Igualmente admirável é o verdadeiro clube de associados que os Corona têm, que se exprime na rápida ocupação da lotação dos concertos, mas ainda mais na forma como já sabem de cor e salteado as letras das novas músicas. Grande parte das faixas de “ESTILVS MISTICVS” estavam decoradas, como as muito aclamadas “CHICO COM A 6-35”, “EI OH MARUJO” (com a presença de PIKI P, que ainda ninguém sabe quem é), “FUMO NA PANELA”, “ORA RING DING DONG” ou “PRA CABEÇA OU PRO PEITO”, ao lado do mítico Alferes Malheiro. Esta entoação em conjunto provocou logo uma subida de nível da experiência do concerto, um pouco à imagem daquilo que se sente quando se vê a persona David Bruno. Todavia, é bem distinta a experiência, sendo muito mais propícia a que os fãs do hip-hop portuense e do português façam a festa.

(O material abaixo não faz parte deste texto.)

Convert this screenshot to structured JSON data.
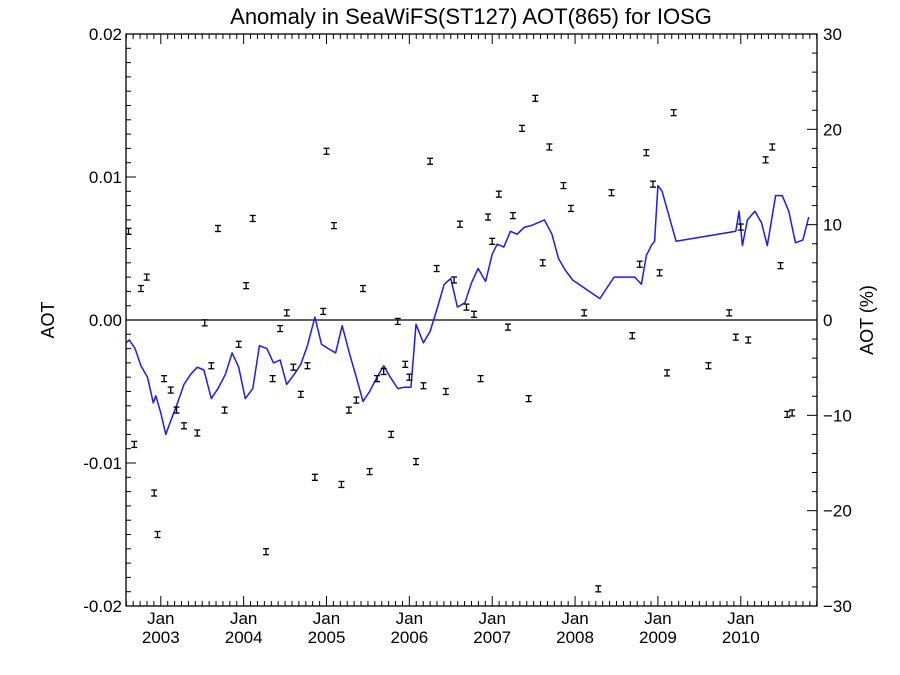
{
  "chart_data": {
    "type": "scatter",
    "title": "Anomaly in SeaWiFS(ST127) AOT(865) for IOSG",
    "ylabel": "AOT",
    "y2label": "AOT (%)",
    "xlabel": "",
    "xlim": [
      2002.58,
      2010.92
    ],
    "ylim": [
      -0.02,
      0.02
    ],
    "y2lim": [
      -30,
      30
    ],
    "x_ticks": [
      {
        "value": 2003.0,
        "month": "Jan",
        "year": "2003"
      },
      {
        "value": 2004.0,
        "month": "Jan",
        "year": "2004"
      },
      {
        "value": 2005.0,
        "month": "Jan",
        "year": "2005"
      },
      {
        "value": 2006.0,
        "month": "Jan",
        "year": "2006"
      },
      {
        "value": 2007.0,
        "month": "Jan",
        "year": "2007"
      },
      {
        "value": 2008.0,
        "month": "Jan",
        "year": "2008"
      },
      {
        "value": 2009.0,
        "month": "Jan",
        "year": "2009"
      },
      {
        "value": 2010.0,
        "month": "Jan",
        "year": "2010"
      }
    ],
    "y_ticks": [
      {
        "value": 0.02,
        "label": "0.02"
      },
      {
        "value": 0.01,
        "label": "0.01"
      },
      {
        "value": 0.0,
        "label": "0.00"
      },
      {
        "value": -0.01,
        "label": "-0.01"
      },
      {
        "value": -0.02,
        "label": "-0.02"
      }
    ],
    "y2_ticks": [
      {
        "value": 30,
        "label": "30"
      },
      {
        "value": 20,
        "label": "20"
      },
      {
        "value": 10,
        "label": "10"
      },
      {
        "value": 0,
        "label": "0"
      },
      {
        "value": -10,
        "label": "−10"
      },
      {
        "value": -20,
        "label": "−20"
      },
      {
        "value": -30,
        "label": "−30"
      }
    ],
    "zero_line": true,
    "grid": false,
    "legend": "none",
    "series": [
      {
        "kind": "points_with_error_bars",
        "color": "#000000",
        "error": 0.00018,
        "points": [
          [
            2002.61,
            0.0062
          ],
          [
            2002.68,
            -0.0087
          ],
          [
            2002.76,
            0.0022
          ],
          [
            2002.83,
            0.003
          ],
          [
            2002.92,
            -0.0121
          ],
          [
            2002.96,
            -0.015
          ],
          [
            2003.04,
            -0.0041
          ],
          [
            2003.12,
            -0.0049
          ],
          [
            2003.19,
            -0.0063
          ],
          [
            2003.28,
            -0.0074
          ],
          [
            2003.44,
            -0.0079
          ],
          [
            2003.53,
            -0.0002
          ],
          [
            2003.61,
            -0.0032
          ],
          [
            2003.69,
            0.0064
          ],
          [
            2003.77,
            -0.0063
          ],
          [
            2003.94,
            -0.0017
          ],
          [
            2004.03,
            0.0024
          ],
          [
            2004.11,
            0.0071
          ],
          [
            2004.27,
            -0.0162
          ],
          [
            2004.35,
            -0.0041
          ],
          [
            2004.44,
            -0.0006
          ],
          [
            2004.52,
            0.0005
          ],
          [
            2004.6,
            -0.0033
          ],
          [
            2004.69,
            -0.0052
          ],
          [
            2004.77,
            -0.0032
          ],
          [
            2004.86,
            -0.011
          ],
          [
            2004.96,
            0.0006
          ],
          [
            2005.0,
            0.0118
          ],
          [
            2005.09,
            0.0066
          ],
          [
            2005.18,
            -0.0115
          ],
          [
            2005.27,
            -0.0063
          ],
          [
            2005.36,
            -0.0056
          ],
          [
            2005.44,
            0.0022
          ],
          [
            2005.52,
            -0.0106
          ],
          [
            2005.61,
            -0.0041
          ],
          [
            2005.69,
            -0.0036
          ],
          [
            2005.78,
            -0.008
          ],
          [
            2005.86,
            -0.0001
          ],
          [
            2005.95,
            -0.0031
          ],
          [
            2006.0,
            -0.004
          ],
          [
            2006.08,
            -0.0099
          ],
          [
            2006.17,
            -0.0046
          ],
          [
            2006.25,
            0.0111
          ],
          [
            2006.33,
            0.0036
          ],
          [
            2006.44,
            -0.005
          ],
          [
            2006.54,
            0.0028
          ],
          [
            2006.61,
            0.0067
          ],
          [
            2006.69,
            0.0009
          ],
          [
            2006.78,
            0.0004
          ],
          [
            2006.86,
            -0.0041
          ],
          [
            2006.95,
            0.0072
          ],
          [
            2007.0,
            0.0055
          ],
          [
            2007.08,
            0.0088
          ],
          [
            2007.19,
            -0.0005
          ],
          [
            2007.25,
            0.0073
          ],
          [
            2007.36,
            0.0134
          ],
          [
            2007.44,
            -0.0055
          ],
          [
            2007.52,
            0.0155
          ],
          [
            2007.61,
            0.004
          ],
          [
            2007.69,
            0.0121
          ],
          [
            2007.86,
            0.0094
          ],
          [
            2007.95,
            0.0078
          ],
          [
            2008.11,
            0.0005
          ],
          [
            2008.28,
            -0.0188
          ],
          [
            2008.44,
            0.0089
          ],
          [
            2008.69,
            -0.0011
          ],
          [
            2008.78,
            0.0039
          ],
          [
            2008.86,
            0.0117
          ],
          [
            2008.94,
            0.0095
          ],
          [
            2009.02,
            0.0033
          ],
          [
            2009.11,
            -0.0037
          ],
          [
            2009.19,
            0.0145
          ],
          [
            2009.61,
            -0.0032
          ],
          [
            2009.86,
            0.0005
          ],
          [
            2009.94,
            -0.0012
          ],
          [
            2010.0,
            0.0065
          ],
          [
            2010.09,
            -0.0014
          ],
          [
            2010.3,
            0.0112
          ],
          [
            2010.38,
            0.0121
          ],
          [
            2010.48,
            0.0038
          ],
          [
            2010.56,
            -0.0066
          ],
          [
            2010.62,
            -0.0065
          ]
        ]
      },
      {
        "kind": "line",
        "color": "#1a1aff",
        "points": [
          [
            2002.58,
            -0.0016
          ],
          [
            2002.62,
            -0.0014
          ],
          [
            2002.69,
            -0.002
          ],
          [
            2002.76,
            -0.0032
          ],
          [
            2002.84,
            -0.004
          ],
          [
            2002.91,
            -0.0058
          ],
          [
            2002.94,
            -0.0053
          ],
          [
            2003.0,
            -0.0065
          ],
          [
            2003.06,
            -0.008
          ],
          [
            2003.11,
            -0.0072
          ],
          [
            2003.19,
            -0.006
          ],
          [
            2003.28,
            -0.0045
          ],
          [
            2003.36,
            -0.0038
          ],
          [
            2003.44,
            -0.0033
          ],
          [
            2003.52,
            -0.0035
          ],
          [
            2003.61,
            -0.0055
          ],
          [
            2003.69,
            -0.0048
          ],
          [
            2003.78,
            -0.0038
          ],
          [
            2003.86,
            -0.0023
          ],
          [
            2003.94,
            -0.0033
          ],
          [
            2004.02,
            -0.0055
          ],
          [
            2004.11,
            -0.0048
          ],
          [
            2004.19,
            -0.0018
          ],
          [
            2004.28,
            -0.002
          ],
          [
            2004.36,
            -0.003
          ],
          [
            2004.44,
            -0.0028
          ],
          [
            2004.52,
            -0.0045
          ],
          [
            2004.61,
            -0.0038
          ],
          [
            2004.69,
            -0.0031
          ],
          [
            2004.77,
            -0.0018
          ],
          [
            2004.86,
            0.0002
          ],
          [
            2004.94,
            -0.0017
          ],
          [
            2005.02,
            -0.002
          ],
          [
            2005.11,
            -0.0023
          ],
          [
            2005.19,
            -0.0004
          ],
          [
            2005.28,
            -0.0024
          ],
          [
            2005.36,
            -0.004
          ],
          [
            2005.44,
            -0.0057
          ],
          [
            2005.52,
            -0.005
          ],
          [
            2005.61,
            -0.004
          ],
          [
            2005.69,
            -0.0032
          ],
          [
            2005.77,
            -0.004
          ],
          [
            2005.86,
            -0.0048
          ],
          [
            2005.94,
            -0.0047
          ],
          [
            2006.02,
            -0.0047
          ],
          [
            2006.08,
            -0.0003
          ],
          [
            2006.17,
            -0.0016
          ],
          [
            2006.25,
            -0.0008
          ],
          [
            2006.33,
            0.0007
          ],
          [
            2006.42,
            0.0025
          ],
          [
            2006.5,
            0.0029
          ],
          [
            2006.58,
            0.0009
          ],
          [
            2006.67,
            0.0012
          ],
          [
            2006.75,
            0.0026
          ],
          [
            2006.83,
            0.0036
          ],
          [
            2006.92,
            0.0027
          ],
          [
            2007.0,
            0.0046
          ],
          [
            2007.06,
            0.0053
          ],
          [
            2007.14,
            0.0051
          ],
          [
            2007.22,
            0.0062
          ],
          [
            2007.3,
            0.006
          ],
          [
            2007.39,
            0.0065
          ],
          [
            2007.47,
            0.0066
          ],
          [
            2007.55,
            0.0068
          ],
          [
            2007.63,
            0.007
          ],
          [
            2007.72,
            0.006
          ],
          [
            2007.8,
            0.0043
          ],
          [
            2007.88,
            0.0035
          ],
          [
            2007.97,
            0.0028
          ],
          [
            2008.3,
            0.0015
          ],
          [
            2008.47,
            0.003
          ],
          [
            2008.72,
            0.003
          ],
          [
            2008.8,
            0.0025
          ],
          [
            2008.86,
            0.0045
          ],
          [
            2008.92,
            0.0052
          ],
          [
            2008.96,
            0.0055
          ],
          [
            2009.0,
            0.0094
          ],
          [
            2009.05,
            0.009
          ],
          [
            2009.22,
            0.0055
          ],
          [
            2009.94,
            0.0062
          ],
          [
            2009.98,
            0.0076
          ],
          [
            2010.02,
            0.0052
          ],
          [
            2010.08,
            0.007
          ],
          [
            2010.17,
            0.0076
          ],
          [
            2010.25,
            0.0068
          ],
          [
            2010.32,
            0.0052
          ],
          [
            2010.42,
            0.0087
          ],
          [
            2010.5,
            0.0087
          ],
          [
            2010.58,
            0.0076
          ],
          [
            2010.66,
            0.0054
          ],
          [
            2010.75,
            0.0056
          ],
          [
            2010.82,
            0.0072
          ]
        ]
      }
    ]
  }
}
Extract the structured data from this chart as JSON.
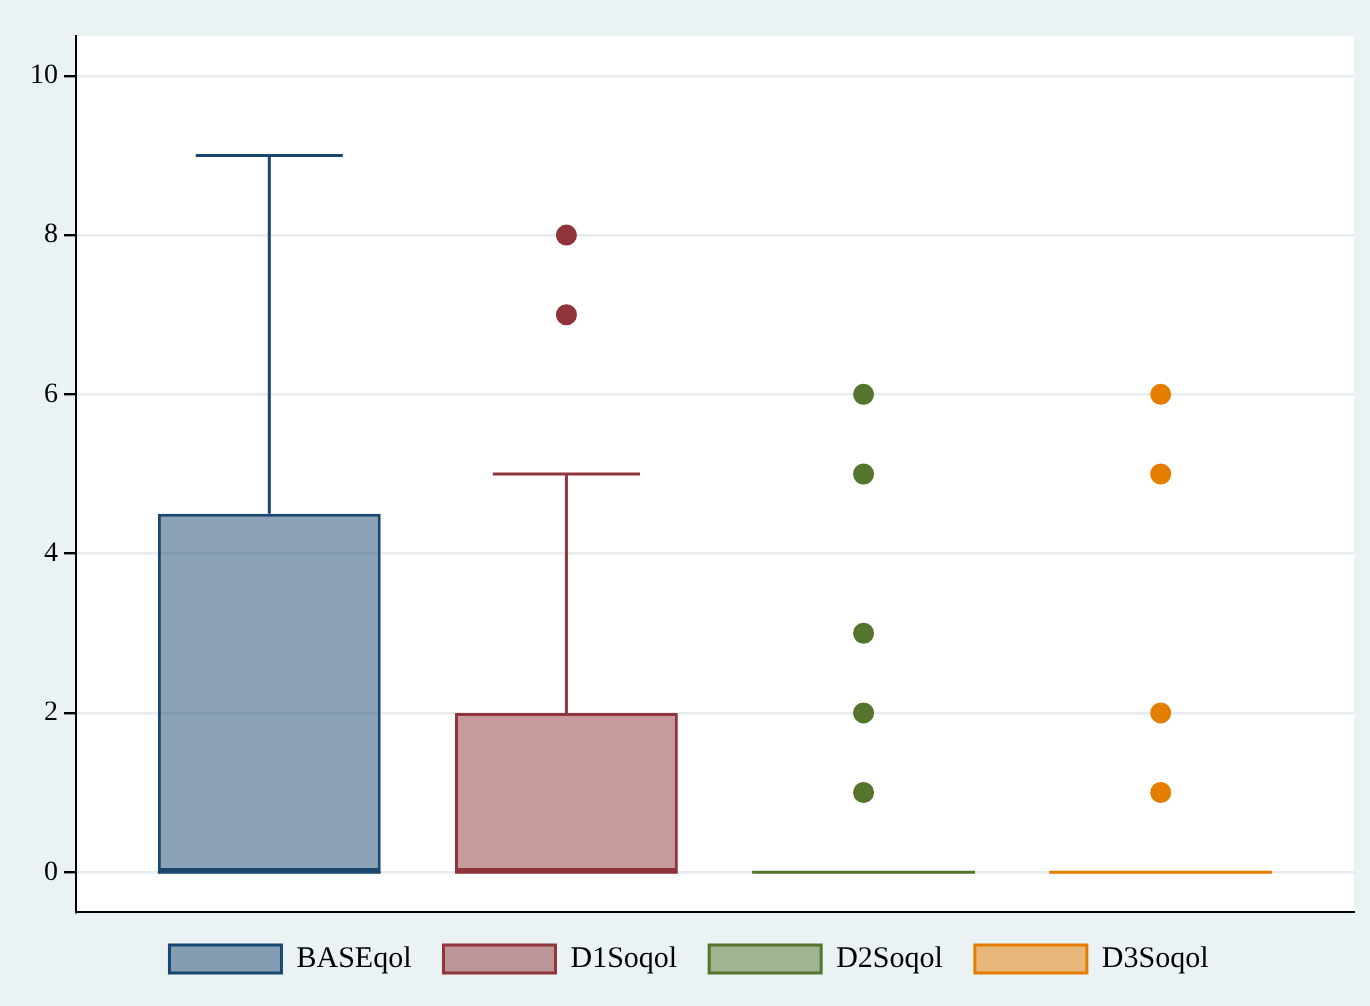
{
  "chart_data": {
    "type": "box",
    "categories": [
      null
    ],
    "series": [
      {
        "name": "BASEqol",
        "color": "#1a476f",
        "boxes": [
          {
            "low": 0,
            "q1": 0,
            "median": 0,
            "q3": 4.5,
            "high": 9
          }
        ]
      },
      {
        "name": "D1Soqol",
        "color": "#90353b",
        "boxes": [
          {
            "low": 0,
            "q1": 0,
            "median": 0,
            "q3": 2,
            "high": 5,
            "outliers": [
              7,
              8
            ]
          }
        ]
      },
      {
        "name": "D2Soqol",
        "color": "#55752f",
        "boxes": [
          {
            "low": 0,
            "q1": 0,
            "median": 0,
            "q3": 0,
            "high": 0,
            "outliers": [
              1,
              2,
              3,
              5,
              6
            ]
          }
        ]
      },
      {
        "name": "D3Soqol",
        "color": "#e37e00",
        "boxes": [
          {
            "low": 0,
            "q1": 0,
            "median": 0,
            "q3": 0,
            "high": 0,
            "outliers": [
              1,
              2,
              5,
              6
            ]
          }
        ]
      }
    ],
    "ylim": [
      -0.5,
      10.5
    ],
    "yticks": [
      0,
      2,
      4,
      6,
      8,
      10
    ],
    "grid": "y",
    "legend": "bottom",
    "tick_labels": "y",
    "marker": "circle"
  }
}
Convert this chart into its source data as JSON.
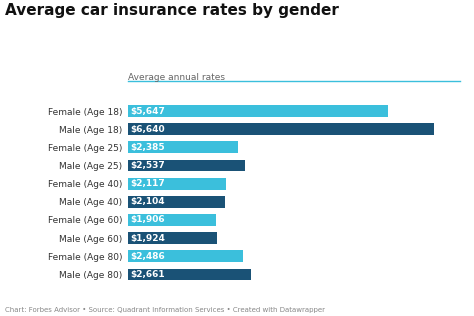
{
  "title": "Average car insurance rates by gender",
  "subtitle": "Average annual rates",
  "categories": [
    "Female (Age 18)",
    "Male (Age 18)",
    "Female (Age 25)",
    "Male (Age 25)",
    "Female (Age 40)",
    "Male (Age 40)",
    "Female (Age 60)",
    "Male (Age 60)",
    "Female (Age 80)",
    "Male (Age 80)"
  ],
  "values": [
    5647,
    6640,
    2385,
    2537,
    2117,
    2104,
    1906,
    1924,
    2486,
    2661
  ],
  "labels": [
    "$5,647",
    "$6,640",
    "$2,385",
    "$2,537",
    "$2,117",
    "$2,104",
    "$1,906",
    "$1,924",
    "$2,486",
    "$2,661"
  ],
  "colors": [
    "#3bbfdc",
    "#1a5276",
    "#3bbfdc",
    "#1a5276",
    "#3bbfdc",
    "#1a5276",
    "#3bbfdc",
    "#1a5276",
    "#3bbfdc",
    "#1a5276"
  ],
  "background_color": "#ffffff",
  "title_fontsize": 11,
  "subtitle_fontsize": 6.5,
  "bar_label_fontsize": 6.5,
  "ytick_fontsize": 6.5,
  "footer": "Chart: Forbes Advisor • Source: Quadrant Information Services • Created with Datawrapper",
  "footer_fontsize": 5,
  "xlim": [
    0,
    7200
  ],
  "accent_color": "#3bbfdc"
}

Para nossa surpresa, ainda deu tempo para escutarmos, cantarmos e vibrarmos com marcos indeléveis do seu repertório, como “Pontapé nas Costas”, “Chino no Olho” ou “Pacotes”, dos primórdios da quase dezena de anos dos Corona, e, do mítico “Santa Rita Lifestyle”, a música sua homónima, “Perdido na Variante ou “187 no Bloco”. Algumas destas foram guardadas para o encore, que foi quase imposto por um público incansável, em moche ou não, em torno da congregação Corona. Um público que foi sempre muito próximo dos artistas, sendo que 4400 questionou quem tinha jantado para estar lá às 21h e, numa dessas perguntas, surgiu a voz de uma jovem que disse que ia almoçar ao “Mac da Ribeira”, que o próprio não conhecia. Um momento de riso e de palmas, no qual Logos recordou o take “Tenho de bazar / Passar no McDrive”, celebrizado pela persona David Bruno, algo a que 4400 tentou escapar, separando as águas. Apesar da brevidade do concerto, saímos totalmente rendidos e só não oramos de joelhos porque o piso era duro e pouco jeitoso.
Os Conjunto Corona continuam como um organismo único na música portuguesa, com um percurso sui generis, que transpira hip-hop, urbanidade e foleirada caricata à portuguesa. Para quem os perdeu ou nunca os viu, pode dar um salto, no próximo ano, ao Primavera Sound, sendo mais um grande palco onde os Corona (merecidamente) vão estar — o tal que vai cantar “Mafamude” de novo, como diz “TABULETA”. A experiência Corona é, efetivamente, um “ESTILV MISTICV” à sua maneira, que abrange o Grande Porto e que se estende, com força, à urbanidade do resto do país. Aos quase dez anos de projeto, um brinde, ou antes, uma jarda de hidromel em que a moche é a nossa saudação em nome de Corona. A seguir a isso, estaremos sentados na mesa a falar de espíritos.